[ad_1]
Partners at European venture capital firm Plural, left to right: Iain Hogarth, Tavet Hinrikus, Carina Namieh, Sten Tamkivi and Khaled Helioi.
plural
The founders of Wise, Skype and Songkick have raised 400 million euros ($436.4 million) for a new fund to support technology startups in Europe. It seeks to compete with established funds such as Atomico, Balderton Capital and Crendum with its founder-led focus.
Plural Fund II, the company’s second ever, comes just 18 months after the company raised its last fund, a 250 million-euro vehicle. Its co-founders include Tavet Hinrikus, co-founder of fintech firm Wise, Ian Hogarth, co-founder of concert discovery service Songkick, Stan Tamkivi, co-founder of communications platform Skype, and Khaled Helioi, former CEO of Bigpoint Games.
Hinrichs told CNBC that Plural could serve as a better partner for startups in Europe than most venture capital funds, noting that it was started by people with the “stain tissue” of proven entrepreneurs. He says only 8% of VCs in Europe are former founders, much lower than the 60% in the United States.
“If we look at a lot of VC funds, you have a lot of people who have done a good job with spreadsheets, not with startup life,” Henriques told CNBC in an interview. “In our case, it is seen as the main criterion for choosing our partners that they are completely unemployed.”

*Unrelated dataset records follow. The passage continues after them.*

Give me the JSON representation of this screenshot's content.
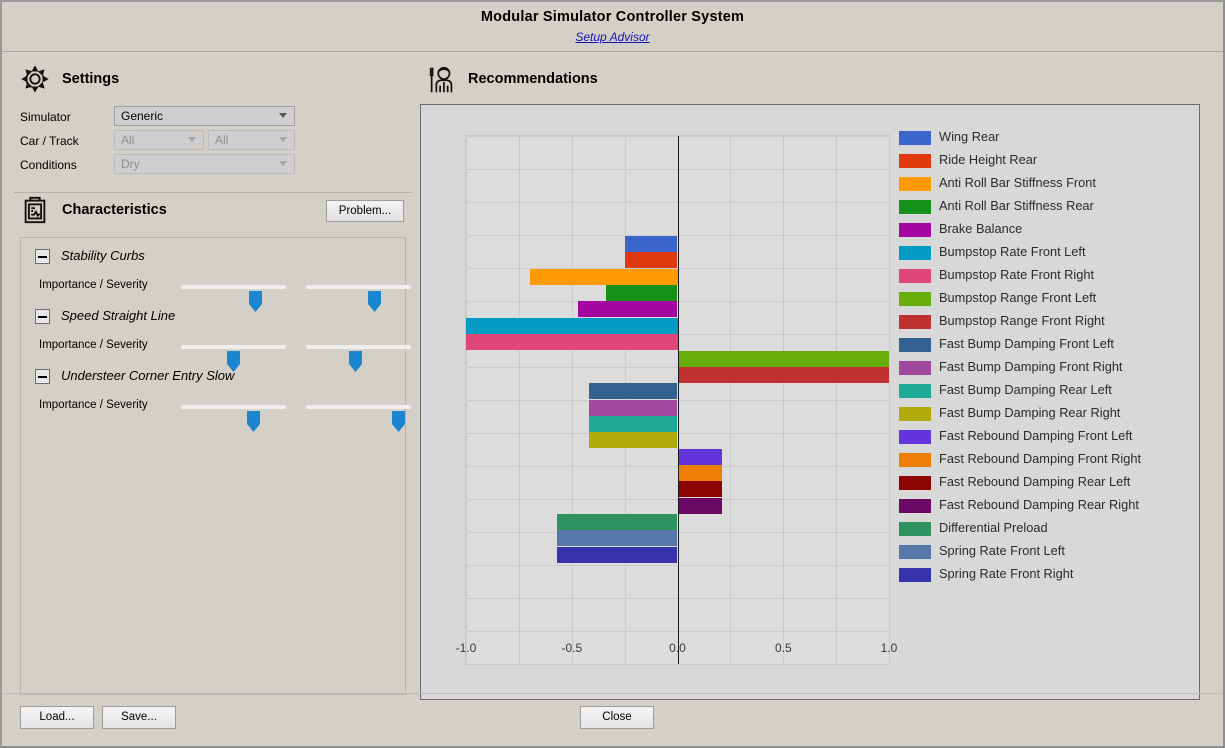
{
  "window": {
    "title": "Modular Simulator Controller System",
    "subtitle_link": "Setup Advisor"
  },
  "settings": {
    "header": "Settings",
    "header_icon": "gear-icon",
    "fields": [
      {
        "label": "Simulator",
        "value": "Generic",
        "enabled": true
      },
      {
        "label": "Car / Track",
        "value": "All",
        "value2": "All",
        "enabled": false
      },
      {
        "label": "Conditions",
        "value": "Dry",
        "enabled": false
      }
    ]
  },
  "characteristics": {
    "header": "Characteristics",
    "header_icon": "clipboard-icon",
    "problem_button": "Problem...",
    "slider_label": "Importance / Severity",
    "items": [
      {
        "title": "Stability Curbs",
        "importance": 0.72,
        "severity": 0.66
      },
      {
        "title": "Speed Straight Line",
        "importance": 0.5,
        "severity": 0.47
      },
      {
        "title": "Understeer Corner Entry Slow",
        "importance": 0.7,
        "severity": 0.88
      }
    ]
  },
  "recommendations": {
    "header": "Recommendations",
    "header_icon": "mechanic-icon"
  },
  "chart_data": {
    "type": "bar",
    "orientation": "horizontal",
    "title": "",
    "xlabel": "",
    "ylabel": "",
    "xlim": [
      -1.0,
      1.0
    ],
    "xticks": [
      "-1.0",
      "-0.5",
      "0.0",
      "0.5",
      "1.0"
    ],
    "xtick_values": [
      -1.0,
      -0.5,
      0.0,
      0.5,
      1.0
    ],
    "grid": true,
    "legend_position": "right",
    "categories": [
      "Wing Rear",
      "Ride Height Rear",
      "Anti Roll Bar Stiffness Front",
      "Anti Roll Bar Stiffness Rear",
      "Brake Balance",
      "Bumpstop Rate Front Left",
      "Bumpstop Rate Front Right",
      "Bumpstop Range Front Left",
      "Bumpstop Range Front Right",
      "Fast Bump Damping Front Left",
      "Fast Bump Damping Front Right",
      "Fast Bump Damping Rear Left",
      "Fast Bump Damping Rear Right",
      "Fast Rebound Damping Front Left",
      "Fast Rebound Damping Front Right",
      "Fast Rebound Damping Rear Left",
      "Fast Rebound Damping Rear Right",
      "Differential Preload",
      "Spring Rate Front Left",
      "Spring Rate Front Right"
    ],
    "values": [
      -0.25,
      -0.25,
      -0.7,
      -0.34,
      -0.47,
      -1.0,
      -1.0,
      1.0,
      1.0,
      -0.42,
      -0.42,
      -0.42,
      -0.42,
      0.21,
      0.21,
      0.21,
      0.21,
      -0.57,
      -0.57,
      -0.57
    ],
    "colors": [
      "#3a66cc",
      "#e0380f",
      "#fd9a02",
      "#159019",
      "#a3079f",
      "#039bc4",
      "#e04678",
      "#67ae0a",
      "#c03132",
      "#336291",
      "#a0479e",
      "#1eab96",
      "#b1ab09",
      "#6434dc",
      "#ef7e05",
      "#8e0403",
      "#6b0a66",
      "#2d9460",
      "#5878ac",
      "#3733ac"
    ]
  },
  "footer": {
    "load_button": "Load...",
    "save_button": "Save...",
    "close_button": "Close"
  }
}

“It’s like it’s World War III, and we’re in the trenches together as one of the founders. So, if we look at the track record and our ability to get deals done, I think everything is He says it’s really missing in Europe,” Henriques said.
Plural raised funding from a mix of limited partners including British and American university endowments, American foundations and insurers, and strategic family offices in Europe and the United States. The firm said it saw “significant appetite” from LPs – limited partners, institutional backers of venture funds – for its new fund and met its own fundraising target, despite being in the “most difficult environment” to raise funds. Crossed.
“The fact that, in a difficult fundraising environment, we have been able to raise a fund of this scale, with a huge amount of appetite from LPs, just shows you that some of the most sophisticated investors in the world are really recognizing this opportunities in Europe, and would really like to see a fund of Plural’s size,” Carina Namieh, partner at Plural, told CNBC in an interview.
“I think it’s a real testament to such a broad backdrop that we’ve raised a fund of this size and scale so quickly,” he said.
‘Unemployed’
Plural plans to invest at a pace of two to three investments per investor per year with its new fund. The company has a total of five partners, whom it calls “unemployed”, due to the fact that they would not easily join a VC firm, or qualify for employment at a startup. Each partner is an active angel investor.
Plural has made a total of 27 investments in subsidiaries including law-focused artificial intelligence firm Robin AI, nuclear fusion power plant developer Proxima Fusion and most recently drug discovery platform Sano Genetics. Its largest sectors by investment are AI (31%), frontier technology (16%), and climate and energy (14%).

Hinrichs said Plural is not interested in finding the next major software-as-a-service name in Europe, referring to companies that provide data storage, access infrastructure and ease the burden of data analytics for businesses. Makes software for. It is more interested in deep tech, focusing on founders solving fundamental scientific problems around energy, unlocking AI “superpowers,” and making unprecedented progress in health care.
Creation of tech giants in Europe
Plural says it wants to build technology giants in Europe, identifying winners in emerging categories that other funds may ignore, such as deep tech and clean tech.
Carina Namieh, a biotechnology entrepreneur turned partner at Plural, said she would not be surprised to see major technology names emerging in Europe in the near future on par with the US and Chinese giants.
He said technological progress is now happening very rapidly, boosted by major developments around AI and more established pools of capital.
“Look at how fast OpenAI has come with ChatGPT,” he said. He said new technologies are taking less time to reach major milestones. “Obviously, big tech companies have a lot of advantages and they are stronger in many ways. But I think now more than ever is a time where new players and emerging players can come in and create completely new spaces. But can dominate, which did not exist years ago.”
Namieh previously worked on applying AI to mRNA-based medicine at his former startup HelixNano.
Plural’s new fund launch adds to the wave of startup activity that has been happening in Europe over the past decade.
A report from venture capital firm Accel late last year showed that unicorn companies valued at more than $1 billion often serve as catalysts for startup creation, with 1,451 new startups founded by former employees of European and Israeli unicorns. Have been established.
According to the report, most of that new batch of startups comes from fintech, with 70 fintech unicorns producing 423 startups.
“Over the last 10 years, the whole ecosystem has really become an ecosystem, whereas before, we were just hunting wild game,” Accel partner Harry Nellis told CNBC. “There was one here, one there, there was no ecosystem.”
“Starting a company is a lot easier than it used to be. The engineering is done first, the marketing is done first,” he said. “That’s a flywheel that we never had before in Europe, which we have now.”